Who Uses Punch-Card Ballots?
May 14, 2001
In the aftermath of the 2000 Presidential election and the disputed vote in Florida, a widespread perception emerged that the use of punch cards, and of antiquated voting machinery generally, is more common in counties with a greater percentage of minorities and poor people.
But when Stephen Knack of the World Bank and Martha Kropf of the University of Missouri-Kansas City conducted a comprehensive statistical analysis of this issue, in a study titled "Who Uses Inferior voting Technology?" they found that conventional wisdom was wrong. Among their findings:
- In Florida and elsewhere larger, wealthier and more tax-rich counties are more likely to use punch card technology, and less likely to use electronic voting systems.
- In a majority of states in which some but not all counties use punch card technology, whites, the non-poor and Republican voters are actually more likely than African Americans, the poor and Democratic voters to live in punch card counties.

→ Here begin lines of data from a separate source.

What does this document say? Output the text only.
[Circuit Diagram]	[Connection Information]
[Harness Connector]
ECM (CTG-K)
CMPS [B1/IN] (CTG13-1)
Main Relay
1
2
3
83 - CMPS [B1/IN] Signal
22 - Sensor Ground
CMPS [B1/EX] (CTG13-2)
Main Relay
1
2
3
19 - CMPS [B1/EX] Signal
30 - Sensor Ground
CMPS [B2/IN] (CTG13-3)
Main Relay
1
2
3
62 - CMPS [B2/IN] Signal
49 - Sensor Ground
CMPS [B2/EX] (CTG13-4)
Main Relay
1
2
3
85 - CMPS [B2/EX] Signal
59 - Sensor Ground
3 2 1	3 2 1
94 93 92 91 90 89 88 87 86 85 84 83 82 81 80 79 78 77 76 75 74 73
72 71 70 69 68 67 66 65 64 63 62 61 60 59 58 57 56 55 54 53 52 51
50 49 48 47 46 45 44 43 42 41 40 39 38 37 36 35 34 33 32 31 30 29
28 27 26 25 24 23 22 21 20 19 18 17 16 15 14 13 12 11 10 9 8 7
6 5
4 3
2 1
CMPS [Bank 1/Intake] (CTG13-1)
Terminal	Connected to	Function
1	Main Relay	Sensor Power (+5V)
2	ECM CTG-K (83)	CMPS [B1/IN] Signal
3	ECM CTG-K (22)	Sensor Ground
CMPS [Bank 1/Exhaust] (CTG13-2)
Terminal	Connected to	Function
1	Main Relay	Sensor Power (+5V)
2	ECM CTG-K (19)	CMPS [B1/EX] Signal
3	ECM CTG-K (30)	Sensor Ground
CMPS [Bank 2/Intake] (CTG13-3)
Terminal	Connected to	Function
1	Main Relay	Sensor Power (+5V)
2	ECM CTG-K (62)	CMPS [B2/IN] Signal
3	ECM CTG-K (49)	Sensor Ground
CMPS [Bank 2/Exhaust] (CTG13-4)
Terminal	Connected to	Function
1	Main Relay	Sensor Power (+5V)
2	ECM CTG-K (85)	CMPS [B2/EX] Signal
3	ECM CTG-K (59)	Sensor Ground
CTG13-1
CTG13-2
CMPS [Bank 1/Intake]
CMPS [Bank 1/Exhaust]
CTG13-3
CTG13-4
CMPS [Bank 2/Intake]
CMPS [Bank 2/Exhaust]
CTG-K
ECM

- Moreover, counties with punch card systems on average have higher personal incomes, higher tax revenues per capita and larger populations than counties with more modern voting technology.
For the U.S. overall, black-white differences in punch card use are negligible: 31.9 percent of whites and 31.4 percent of African Americans live in counties using this voting technology. Hispanics are much more likely to live in punch card counties than either whites or blacks. However, this difference is entirely attributable to Los Angeles County, where nearly one in seven Hispanics in the country reside.
Whites (27.7 percent) are more likely than blacks (21.8 percent) to live in optical scanning counties, but blacks (37.8 percent) are much more likely than whites (26 percent) to live in counties using either of the technologies for which overvoting is nearly impossible if machines are programmed correctly: electronic voting and lever machines.